Who is allowed to speak into your life?
God, of course. But who else? Do you have some close friends who can speak hard things to you and actually get the message through?
This is something that the church really struggles with, especially in the world that we live in today when the general public is not as receptive to the Word of God as it used to be. In fact, the world is almost hostile to it.
Yet, this change in the culture around us hasn't much changed our approach to spreading the message of God. We go out and proclaim God's truth, as though anyone reasonable who might hear it ought to automatically respond in rejoicing and graciousness. We watch the headlines and see the sins of the world, and we step out and condemn them. We speak truth, but it doesn't seem to do any good any more.
And why not?
Because we don't have the relationship with those we are speaking to that we need.
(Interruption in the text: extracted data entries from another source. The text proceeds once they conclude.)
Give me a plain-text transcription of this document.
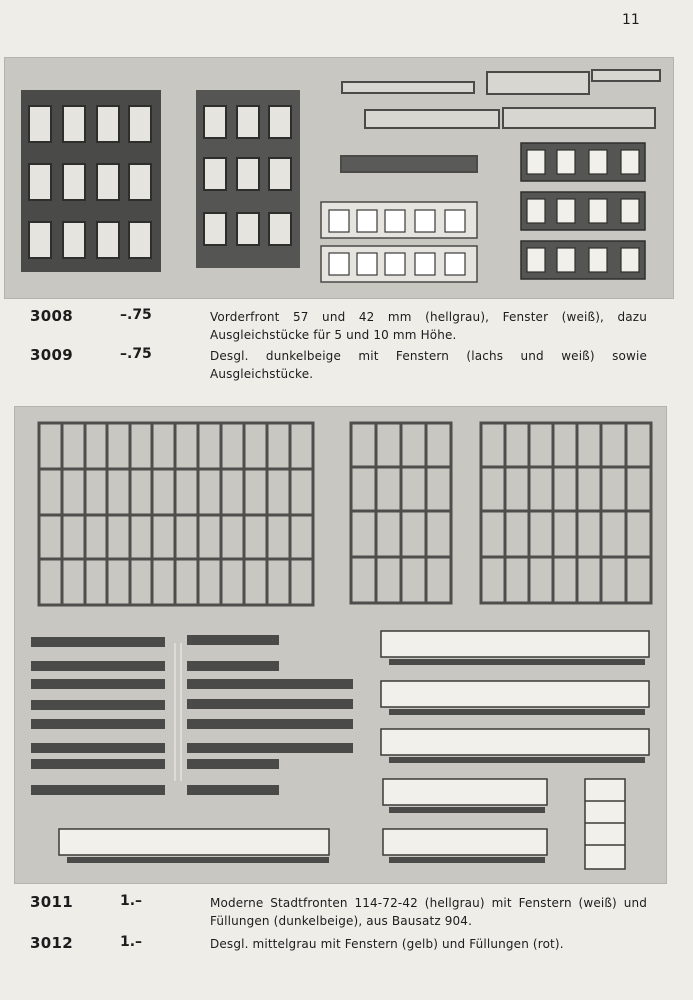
11
3008	–.75	Vorderfront 57 und 42 mm (hellgrau), Fenster (weiß), dazu Ausgleichstücke für 5 und 10 mm Höhe.
3009	–.75	Desgl. dunkelbeige mit Fenstern (lachs und weiß) sowie Ausgleichstücke.
3011	1.–	Moderne Stadtfronten 114-72-42 (hellgrau) mit Fenstern (weiß) und Füllungen (dunkelbeige), aus Bausatz 904.
3012	1.–	Desgl. mittelgrau mit Fenstern (gelb) und Füllungen (rot).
David was a man after God's own heart, but he was also a sinner. Just like the rest of us. In one of his most famous sins, he sees a woman bathing from his rooftop (while he ought to be out on the battlefield leading the troops, mind you), and he decides he has to have her. He sends for her, sleeps with her, gets her pregnant, and then, to cover his tracks, he has her husband killed in battle. (And that wasn't easy because her husband was a genuinely good guy, and it was hard to separate him from the rest of the troops. So, in fact, many men died that day for no other reason than that David sought to kill Uriah.)
There is no shortage of persons who could have spoken - correctly - the truth about this moral failure. I can hear you right now: "That is wrong." And of course, it is wrong. Overwhelmingly, we, as human beings, recognize that.
So the question is not whether we can speak truth; we know we can. The question is whether anyone will hear us if we do.
David would not have heard just anyone who chose to speak that truth to him. He might have heard their words with his ears, but he would not have had "ears to listen," as the Bible often puts it. It required someone in relationship with him, someone he trusted, someone with whom he had already had many conversations and whose voice and inflection he could really distinguish. It required someone with whom he was already so intimately familiar that this person had the right to speak a hard truth to David - it's that right, that earned trust, that established relationship, that lets David actually hear.
Such is Nathan.
This is why our truth is failing in the world. It's not because the world doesn't believe in truth any more, although that certainly doesn't help. The biggest problem with have with truth is that we are not first good friends. We are not first relationally invested in the world. We have not established that intimate familiarity that gives us the right to speak the hard truths. Just having the truth doesn't give us the right to be heard; we have to do the hard work of building the trust.
We have to be good friends first. That's how God sends His truth into the world.